Where’s the voice coming from – is it a demon? An alien? No, it’s the voice of his eating disorder, anorexia.

Metzger wrote the book because 10% of anorexics are guys, but very little study is done of male anorexia because it’s perceived as a “girl’s disease.”

The story ends with him recovering – but the voice is still there, tempting and trying to manipulate him – so it ends with the reality that no matter how much he wants that voice to go away, he’ll always be fighting the disorder.

This is the first story I’ve read in which the narrator is a disease. People who suffer from chronic conditions have characterized their conditions as having a character, an identity or personality apart from their own. So it was neat reading a story that builds on that.

The White Bicycle

Beverly Brenna

This is the concluding volume of a trilogy telling the first-person story of a (now) 19-year-old woman with Aspberger’s Syndrome. In this volume, she and her mother and her mother’s boyfriend have gone to live in France for the summer. The boyfriend has hired the narrator to take care of his physically-handicapped son. She has to adjust to a number of things (change from America to France, the presence of mother’s boyfriend) and is still struggling to deal with her condition. She’s also wrestling with what independence means (to her and her relationship with society) and what she wants to do about college and such.

My godson is Aspbergian in his mid-twenties. He paints pictures, he has started designing games. He has come a long way when it comes to communicating and interacting with people. What I particularly liked about the book is how true the author is to an Aspergian character’s viewpoint. While reading it, I could easily recognize something she thinks or says or how she acts as something my godson has mentioned or done.

I also liked that it was set in sourthern France, which I haven’t visited yet. The narrator’s limited ability to speak French is many steps ahead of my non-French!
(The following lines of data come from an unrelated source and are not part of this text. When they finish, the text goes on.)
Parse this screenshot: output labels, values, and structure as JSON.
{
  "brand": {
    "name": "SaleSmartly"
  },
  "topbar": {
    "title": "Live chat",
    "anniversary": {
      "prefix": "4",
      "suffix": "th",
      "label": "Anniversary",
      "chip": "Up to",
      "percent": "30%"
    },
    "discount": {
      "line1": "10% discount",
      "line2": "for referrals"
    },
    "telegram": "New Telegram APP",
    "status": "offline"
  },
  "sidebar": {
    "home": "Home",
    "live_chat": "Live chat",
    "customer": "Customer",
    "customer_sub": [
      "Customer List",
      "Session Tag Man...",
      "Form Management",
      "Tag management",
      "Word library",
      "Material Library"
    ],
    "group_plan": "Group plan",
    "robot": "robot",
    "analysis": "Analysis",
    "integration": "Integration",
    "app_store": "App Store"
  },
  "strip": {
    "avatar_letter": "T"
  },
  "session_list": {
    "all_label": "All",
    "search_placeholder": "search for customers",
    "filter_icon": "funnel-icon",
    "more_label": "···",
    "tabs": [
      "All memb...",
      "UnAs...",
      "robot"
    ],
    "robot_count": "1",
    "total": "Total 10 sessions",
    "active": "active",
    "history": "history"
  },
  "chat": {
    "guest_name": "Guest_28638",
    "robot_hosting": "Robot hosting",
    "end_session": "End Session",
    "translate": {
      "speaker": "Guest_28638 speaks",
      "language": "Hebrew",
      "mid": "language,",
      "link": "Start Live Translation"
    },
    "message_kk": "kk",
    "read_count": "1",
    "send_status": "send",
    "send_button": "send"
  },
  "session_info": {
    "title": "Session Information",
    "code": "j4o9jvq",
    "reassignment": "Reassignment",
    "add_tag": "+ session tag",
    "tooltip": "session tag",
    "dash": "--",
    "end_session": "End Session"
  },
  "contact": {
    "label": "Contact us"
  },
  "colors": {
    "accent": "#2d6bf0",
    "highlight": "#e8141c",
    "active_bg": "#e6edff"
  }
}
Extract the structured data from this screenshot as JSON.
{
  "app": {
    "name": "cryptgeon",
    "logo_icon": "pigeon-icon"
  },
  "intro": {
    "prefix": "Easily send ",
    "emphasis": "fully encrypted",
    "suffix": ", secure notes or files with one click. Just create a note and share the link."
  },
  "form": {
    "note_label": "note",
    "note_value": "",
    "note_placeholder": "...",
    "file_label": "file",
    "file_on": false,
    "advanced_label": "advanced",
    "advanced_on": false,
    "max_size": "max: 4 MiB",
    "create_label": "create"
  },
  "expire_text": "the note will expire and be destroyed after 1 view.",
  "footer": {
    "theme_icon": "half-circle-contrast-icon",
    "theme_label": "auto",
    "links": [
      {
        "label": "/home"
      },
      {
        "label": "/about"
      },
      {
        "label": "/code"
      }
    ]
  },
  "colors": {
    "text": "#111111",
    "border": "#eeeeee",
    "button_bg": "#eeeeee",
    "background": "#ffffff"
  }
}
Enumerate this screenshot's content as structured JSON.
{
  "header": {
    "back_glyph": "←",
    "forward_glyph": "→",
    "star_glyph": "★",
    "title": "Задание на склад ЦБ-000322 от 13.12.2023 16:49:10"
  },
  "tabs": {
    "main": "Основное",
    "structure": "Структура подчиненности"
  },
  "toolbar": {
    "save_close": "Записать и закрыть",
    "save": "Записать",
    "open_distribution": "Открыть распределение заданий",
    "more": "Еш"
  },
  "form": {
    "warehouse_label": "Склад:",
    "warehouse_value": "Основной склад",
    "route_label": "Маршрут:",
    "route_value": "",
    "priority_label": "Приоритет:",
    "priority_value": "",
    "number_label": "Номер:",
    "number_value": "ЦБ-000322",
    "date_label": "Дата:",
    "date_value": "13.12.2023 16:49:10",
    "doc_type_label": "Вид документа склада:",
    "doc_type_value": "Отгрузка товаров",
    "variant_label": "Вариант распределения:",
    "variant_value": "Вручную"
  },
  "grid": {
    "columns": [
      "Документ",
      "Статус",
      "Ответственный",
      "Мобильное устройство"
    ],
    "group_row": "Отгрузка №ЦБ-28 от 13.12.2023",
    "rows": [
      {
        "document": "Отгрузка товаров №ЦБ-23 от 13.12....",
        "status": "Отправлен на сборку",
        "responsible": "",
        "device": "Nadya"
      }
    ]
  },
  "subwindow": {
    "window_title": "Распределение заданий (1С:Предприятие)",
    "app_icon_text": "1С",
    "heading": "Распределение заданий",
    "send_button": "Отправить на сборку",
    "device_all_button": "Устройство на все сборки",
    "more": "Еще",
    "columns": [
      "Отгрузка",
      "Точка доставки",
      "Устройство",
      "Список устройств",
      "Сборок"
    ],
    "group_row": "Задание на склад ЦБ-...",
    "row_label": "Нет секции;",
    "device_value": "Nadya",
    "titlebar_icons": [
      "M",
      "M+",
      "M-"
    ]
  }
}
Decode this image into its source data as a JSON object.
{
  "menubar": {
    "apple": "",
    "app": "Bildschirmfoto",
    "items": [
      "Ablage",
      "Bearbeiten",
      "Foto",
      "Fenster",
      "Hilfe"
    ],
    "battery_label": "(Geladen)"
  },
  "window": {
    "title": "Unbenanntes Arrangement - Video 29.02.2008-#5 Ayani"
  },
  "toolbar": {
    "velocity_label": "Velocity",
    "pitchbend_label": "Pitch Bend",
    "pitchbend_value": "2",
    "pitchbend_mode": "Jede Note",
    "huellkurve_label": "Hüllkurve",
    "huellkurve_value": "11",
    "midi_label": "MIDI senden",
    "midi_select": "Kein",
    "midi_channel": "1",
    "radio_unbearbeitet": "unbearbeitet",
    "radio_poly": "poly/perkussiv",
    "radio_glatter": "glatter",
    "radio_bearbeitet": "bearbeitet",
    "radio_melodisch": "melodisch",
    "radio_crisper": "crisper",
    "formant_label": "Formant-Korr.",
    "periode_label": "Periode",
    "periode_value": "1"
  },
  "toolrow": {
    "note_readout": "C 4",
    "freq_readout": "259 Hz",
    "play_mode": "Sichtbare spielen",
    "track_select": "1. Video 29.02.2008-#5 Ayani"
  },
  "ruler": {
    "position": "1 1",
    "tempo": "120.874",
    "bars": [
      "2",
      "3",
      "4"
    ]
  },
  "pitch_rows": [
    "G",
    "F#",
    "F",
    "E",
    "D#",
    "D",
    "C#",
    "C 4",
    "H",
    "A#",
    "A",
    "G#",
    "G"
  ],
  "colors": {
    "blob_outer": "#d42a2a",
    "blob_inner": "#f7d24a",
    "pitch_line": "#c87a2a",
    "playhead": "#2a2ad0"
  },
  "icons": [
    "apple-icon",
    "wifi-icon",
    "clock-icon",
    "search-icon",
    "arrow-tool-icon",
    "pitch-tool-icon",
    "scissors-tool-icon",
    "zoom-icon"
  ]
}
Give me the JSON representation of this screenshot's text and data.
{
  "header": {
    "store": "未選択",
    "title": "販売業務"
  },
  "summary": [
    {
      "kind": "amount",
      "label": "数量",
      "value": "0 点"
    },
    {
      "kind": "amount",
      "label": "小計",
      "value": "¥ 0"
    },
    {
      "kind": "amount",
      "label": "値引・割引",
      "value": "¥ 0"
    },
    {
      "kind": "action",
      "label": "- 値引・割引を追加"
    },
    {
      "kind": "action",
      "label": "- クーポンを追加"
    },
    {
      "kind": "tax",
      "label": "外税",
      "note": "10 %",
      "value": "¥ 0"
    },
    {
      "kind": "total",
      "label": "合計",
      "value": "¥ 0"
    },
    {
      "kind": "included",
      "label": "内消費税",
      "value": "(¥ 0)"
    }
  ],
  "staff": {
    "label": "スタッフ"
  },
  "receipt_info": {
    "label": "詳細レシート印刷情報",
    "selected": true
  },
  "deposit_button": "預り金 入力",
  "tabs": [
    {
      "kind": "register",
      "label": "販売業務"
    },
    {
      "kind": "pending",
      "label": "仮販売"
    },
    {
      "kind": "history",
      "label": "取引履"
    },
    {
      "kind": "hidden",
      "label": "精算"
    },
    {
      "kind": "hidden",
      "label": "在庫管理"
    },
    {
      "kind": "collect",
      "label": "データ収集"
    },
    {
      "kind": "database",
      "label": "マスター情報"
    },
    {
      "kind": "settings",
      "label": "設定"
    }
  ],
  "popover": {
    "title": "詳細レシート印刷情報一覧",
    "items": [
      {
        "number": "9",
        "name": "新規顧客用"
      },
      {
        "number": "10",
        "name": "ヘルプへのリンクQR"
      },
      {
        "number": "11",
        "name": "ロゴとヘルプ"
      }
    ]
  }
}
So that part was cool.

The narrator’s parents’ marriage disintegrated over the course of the trilogy under the strain of raising an Aspbergian child, so I’d recommend the trilogy for anyone interested in Aspberger’s or any autism spectrum disorder, any young adult Aspbergian, or siblings of someone on the spectrum.

Rags & Bones

Melissa Marr & Tim Pratt (editors)

Forget the “Best For Young Adults” label. (Although this is a great book for YA, too.) This is a great collection of modern retellings of classic old stories, such as Sleeping Beauty, The Castle of Otranto (the very first Gothic novel ever published!) and so on. Retold by well-known authors, such as Neil Gaiman.

The ones that stuck with me the most are the retelling of:

  • Sleeping Beauty – in which we find out that as everyone in the castle has been sleeping, the wicked witch has been keeping herself young and immortal by slowly draining their lives. The ending is NOT what you expect!
  • The Castle of Otranto – in which we experience some events of the original story translated to the modern day where a movie crew is filming a movie at the actual Otranto Castle in Italy when one of the stars is killed by a strong wind that blows his trailer over a cliff. The ending is NOT that of the book, since the forces behind the goings-on get their way (to have people leave the castle alone).

Recommend reading any or all of them!